Purpose: The role of bleomycin and vincristine in the treatment of patients with advanced Hodgkin lymphoma (HL) is unclear, and the impact of dose reductions of these drugs on outcome and tolerability has not been systematically assessed. Because both drugs can cause significant toxicity and are frequently discontinued, we performed an analysis of patients with HL treated with BEACOPP (bleomycin, etoposide, adriamycin, cyclophosphamide, vincristine, procarbazine, and prednisone) in the German Hodgkin Study Group HD12 and HD15 trials.

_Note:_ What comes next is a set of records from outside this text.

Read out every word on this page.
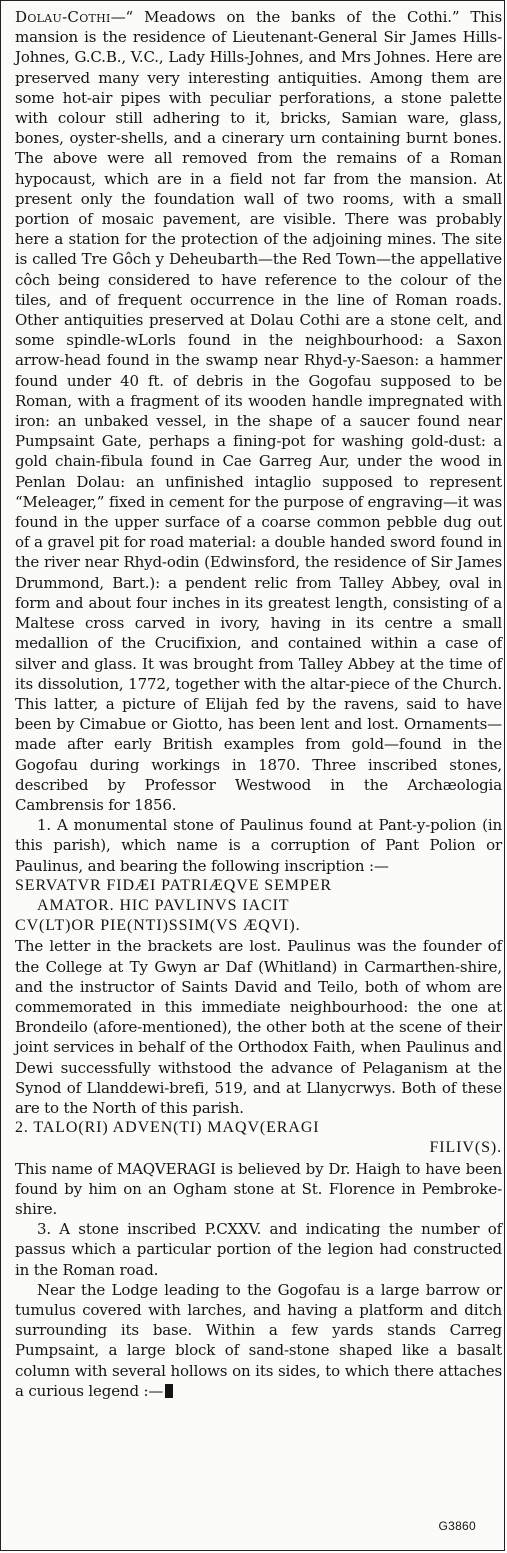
Dolau-Cothi—“ Meadows on the banks of the Cothi.” This mansion is the residence of Lieutenant-General Sir James Hills-Johnes, G.C.B., V.C., Lady Hills-Johnes, and Mrs Johnes. Here are preserved many very interesting antiquities. Among them are some hot-air pipes with peculiar perforations, a stone palette with colour still adhering to it, bricks, Samian ware, glass, bones, oyster-shells, and a cinerary urn containing burnt bones. The above were all removed from the remains of a Roman hypocaust, which are in a field not far from the mansion. At present only the foundation wall of two rooms, with a small portion of mosaic pavement, are visible. There was probably here a station for the protection of the adjoining mines. The site is called Tre Gôch y Deheubarth—the Red Town—the appellative côch being considered to have reference to the colour of the tiles, and of frequent occurrence in the line of Roman roads. Other antiquities preserved at Dolau Cothi are a stone celt, and some spindle-wLorls found in the neighbourhood: a Saxon arrow-head found in the swamp near Rhyd-y-Saeson: a hammer found under 40 ft. of debris in the Gogofau supposed to be Roman, with a fragment of its wooden handle impregnated with iron: an unbaked vessel, in the shape of a saucer found near Pumpsaint Gate, perhaps a fining-pot for washing gold-dust: a gold chain-fibula found in Cae Garreg Aur, under the wood in Penlan Dolau: an unfinished intaglio supposed to represent “Meleager,” fixed in cement for the purpose of engraving—it was found in the upper surface of a coarse common pebble dug out of a gravel pit for road material: a double handed sword found in the river near Rhyd-odin (Edwinsford, the residence of Sir James Drummond, Bart.): a pendent relic from Talley Abbey, oval in form and about four inches in its greatest length, consisting of a Maltese cross carved in ivory, having in its centre a small medallion of the Crucifixion, and contained within a case of silver and glass. It was brought from Talley Abbey at the time of its dissolution, 1772, together with the altar-piece of the Church. This latter, a picture of Elijah fed by the ravens, said to have been by Cimabue or Giotto, has been lent and lost. Ornaments—made after early British examples from gold—found in the Gogofau during workings in 1870. Three inscribed stones, described by Professor Westwood in the Archæologia Cambrensis for 1856.

1. A monumental stone of Paulinus found at Pant-y-polion (in this parish), which name is a corruption of Pant Polion or Paulinus, and bearing the following inscription :—

SERVATVR FIDÆI PATRIÆQVE SEMPER

AMATOR. HIC PAVLINVS IACIT

CV(LT)OR PIE(NTI)SSIM(VS ÆQVI).

The letter in the brackets are lost. Paulinus was the founder of the College at Ty Gwyn ar Daf (Whitland) in Carmarthen-shire, and the instructor of Saints David and Teilo, both of whom are commemorated in this immediate neighbourhood: the one at Brondeilo (afore-mentioned), the other both at the scene of their joint services in behalf of the Orthodox Faith, when Paulinus and Dewi successfully withstood the advance of Pelaganism at the Synod of Llanddewi-brefi, 519, and at Llanycrwys. Both of these are to the North of this parish.

2. TALO(RI) ADVEN(TI) MAQV(ERAGI

FILIV(S).

This name of MAQVERAGI is believed by Dr. Haigh to have been found by him on an Ogham stone at St. Florence in Pembroke-shire.

3. A stone inscribed P.CXXV. and indicating the number of passus which a particular portion of the legion had constructed in the Roman road.

Near the Lodge leading to the Gogofau is a large barrow or tumulus covered with larches, and having a platform and ditch surrounding its base. Within a few yards stands Carreg Pumpsaint, a large block of sand-stone shaped like a basalt column with several hollows on its sides, to which there attaches a curious legend :—

G3860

Patients and methods: Characteristics and outcome of patients were analyzed with respect to discontinuation of bleomycin and/or vincristine.
Results: With 3,309 patients with HL analyzed, bleomycin was discontinued in 17.6% and vincristine in 32.6%. A total of 157 patients (4.7%) received ≤ four cycles of bleomycin, and 218 (6.6%) received ≤ three cycles of vincristine; these were compared with patients receiving > four cycles of bleomycin or > three cycles of vincristine, respectively. After a median follow-up of 59 and 67 months for progression-free survival (PFS) and overall survival (OS), respectively, there was no significant difference in PFS or OS in patients receiving ≤ or > four cycles of bleomycin (5-year PFS difference, 1.7%; 95% CI, -4.2% to 7.6%; 5-year OS difference, 1.5%; 95% CI, -2.6% to 5.5%). Similarly, there was no significant difference in patients receiving ≤ or > three cycles of vincristine (5-year PFS difference, -1.3%; 95% CI, -5.6% to 3.1%; 5-year OS difference, -0.1%; 95% CI, -3.1% to 2.9%).
Conclusion: Bleomycin and vincristine discontinuation because of drug-specific adverse effects does not affect the efficacy of treatment in this setting.
© 2015 by American Society of Clinical Oncology.